Laser photocoagulation is the more common approach. Your doctor directs a focused beam of laser light through the pupil and places a ring of tiny burns around the tear. Over the following days, these burns form scar tissue that welds the retina to the tissue beneath it, creating a barrier that prevents fluid from passing through. The procedure typically takes only a few minutes and is done with numbing eye drops.
Cryopexy, or freeze treatment, works on the same principle but from the outside. The doctor places a small freezing probe against the white outer wall of the eye, directly over the tear’s location. The extreme cold passes through to the retina and triggers scar formation that seals the tear in place. Which technique your doctor uses depends largely on where the tear is located. Some tears in the far periphery are easier to reach with the freezing probe than with a laser beam.

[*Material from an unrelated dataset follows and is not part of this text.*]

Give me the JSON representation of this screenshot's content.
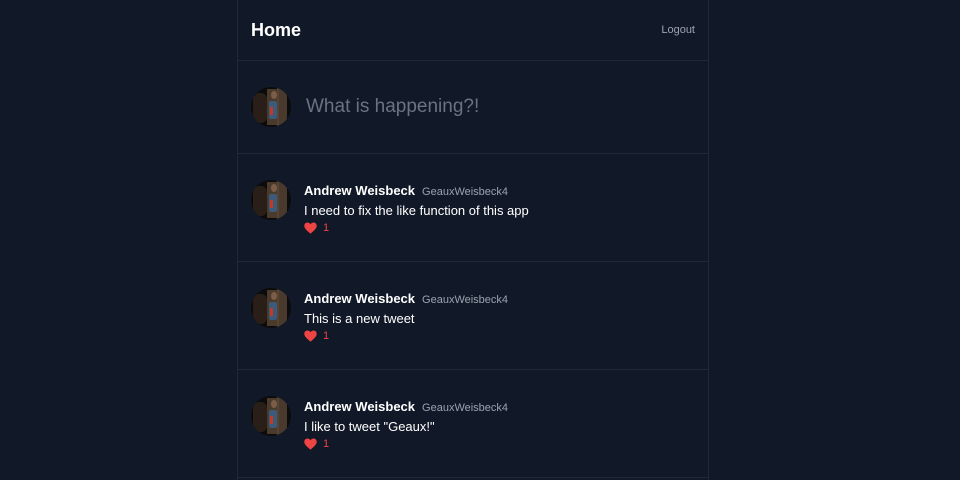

Not all retinal breaks need treatment. The American Academy of Ophthalmology’s clinical guidelines distinguish between types. Horseshoe tears with active vitreous traction, especially those causing symptoms, should be treated promptly. But small round holes where the torn piece has fully separated from the retina (operculated holes) and tiny atrophic holes caused by thinning rarely progress to detachment and typically don’t require intervention. Your doctor’s recommendation will depend on the tear’s shape, location, and whether it’s causing symptoms.
What Happens if a Tear Goes Untreated
The stakes depend on the type of tear and whether the vitreous is still pulling on it. Symptomatic horseshoe tears, the kind that come with flashes and floaters, have about a 50% chance of progressing to retinal detachment if left alone. That’s why ophthalmologists treat them urgently.
Asymptomatic horseshoe tears carry a lower but still meaningful risk of about 5%. Retinal detachment itself can cause permanent vision loss if not repaired quickly, and the surgery to fix a full detachment is far more involved than the simple laser or freezing procedure used for a tear alone. Early treatment is one of the clearest examples in eye care where a quick, minor procedure prevents a major one.
Recovery After Treatment
Recovery from laser or cryopexy for a retinal tear is relatively quick. The scar tissue that locks the retina in place takes roughly one to two weeks to reach full strength. During that window, you’ll generally be advised to avoid strenuous exercise, heavy lifting, and sudden jarring movements that could raise pressure inside the eye or stress the healing tissue. Light activity like walking is usually fine.
Your doctor will schedule a follow-up exam, typically within a few weeks, to confirm the tear has sealed properly and no new tears have formed. It’s worth knowing that having one retinal tear puts you at higher risk for developing another, sometimes in the same eye and sometimes in the other. If you notice a new onset of flashes, a fresh wave of floaters, or any shadow creeping into your vision after treatment, that warrants an urgent exam rather than waiting for your next scheduled visit.